1 x mile - 3.55; 1200m - 2.57; 1000m - 2.27; 800m - 1.57; 600m - 1.20; 400m - 50 seconds and 200m 25seconds.  Plus the fact that this session was carried out at altitude!

For us mere mortals the stuff of dreams.

Monday, 9 January 2017

Kielder Dark Sky 10km Trail Run

This is a night race so I donned my head torch and trail shoes and set my self for a new experience. It has been 6 months since my last race, so I was not sure what to expect.  Despite being determined to have an easy start and work my way into it I still started to quickly for my current fitness levels and found myself in oxygen debt by the time we reached the top of the first climb.

Starting and finishing at Kielder Castle, the roughly figure of 8 course heads out along forest trail before hitting a single track section.  Once at the top,  I eased down the hill to try and catch my breath as we descended and  crossed back through the finish area at 2.5km to start the larger loop.
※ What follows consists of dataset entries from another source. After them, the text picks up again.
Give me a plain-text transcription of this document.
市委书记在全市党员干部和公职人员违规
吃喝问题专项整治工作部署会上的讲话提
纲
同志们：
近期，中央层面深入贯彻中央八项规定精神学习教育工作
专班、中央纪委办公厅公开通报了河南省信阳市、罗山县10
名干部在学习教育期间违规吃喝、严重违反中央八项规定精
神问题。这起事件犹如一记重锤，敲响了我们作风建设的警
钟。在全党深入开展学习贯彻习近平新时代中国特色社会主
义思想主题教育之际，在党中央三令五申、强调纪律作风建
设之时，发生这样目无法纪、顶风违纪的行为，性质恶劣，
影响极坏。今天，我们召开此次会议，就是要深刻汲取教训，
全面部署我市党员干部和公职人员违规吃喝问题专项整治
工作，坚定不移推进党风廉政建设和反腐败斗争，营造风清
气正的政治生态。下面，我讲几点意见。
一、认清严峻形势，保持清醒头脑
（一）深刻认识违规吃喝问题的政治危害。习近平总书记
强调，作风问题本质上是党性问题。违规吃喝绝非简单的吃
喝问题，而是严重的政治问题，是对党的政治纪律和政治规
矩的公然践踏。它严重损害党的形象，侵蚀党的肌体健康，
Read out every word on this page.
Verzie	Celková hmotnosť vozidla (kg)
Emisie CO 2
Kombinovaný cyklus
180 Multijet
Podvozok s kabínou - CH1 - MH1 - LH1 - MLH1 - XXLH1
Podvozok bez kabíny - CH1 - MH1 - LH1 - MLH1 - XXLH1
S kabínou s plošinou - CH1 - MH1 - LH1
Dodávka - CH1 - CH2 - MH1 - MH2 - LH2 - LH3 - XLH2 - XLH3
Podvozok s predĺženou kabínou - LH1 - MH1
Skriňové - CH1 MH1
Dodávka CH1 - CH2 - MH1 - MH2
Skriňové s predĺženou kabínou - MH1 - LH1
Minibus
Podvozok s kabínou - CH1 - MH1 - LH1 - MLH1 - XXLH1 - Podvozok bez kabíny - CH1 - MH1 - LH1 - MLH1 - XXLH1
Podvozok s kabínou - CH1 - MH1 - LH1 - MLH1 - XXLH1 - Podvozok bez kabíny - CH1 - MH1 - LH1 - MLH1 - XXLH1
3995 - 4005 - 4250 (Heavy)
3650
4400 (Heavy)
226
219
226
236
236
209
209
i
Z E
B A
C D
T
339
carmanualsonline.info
According to the Campaign for the Protection of Rural England, the star studded skies above Kielder Water and Forest Park are the darkest in England.  But, star gazing was the last thing on my mind as we headed out through Viaduct Wood which runs alongside the River North Tyne and across Kielder Viaduct.  It was here that I started moving slowly up through the field.  Although there were big gaps between runners and I was running alone I was gaining on the bobbing lights that stretched in the distance before me.

Then came the last hill, from studying the map before the start I had calculated it was probably just under a mile with 100m of climbing but it felt longer and steeper and my pace slowed dramatically.  However, I made it to the top (eventually) and started back down the other side, catching 3 or 4 other runners as I went. Returning to the finish at Kielder Castle in 21st place with a time of 52.52.8, 2nd M50  (16 seconds behind the first M50).

Obviously not a race in which to get a pb for 10km but this was a very enjoyable and well organised event organised by High Terrain Events and I think I will be aiming for a return visit next year.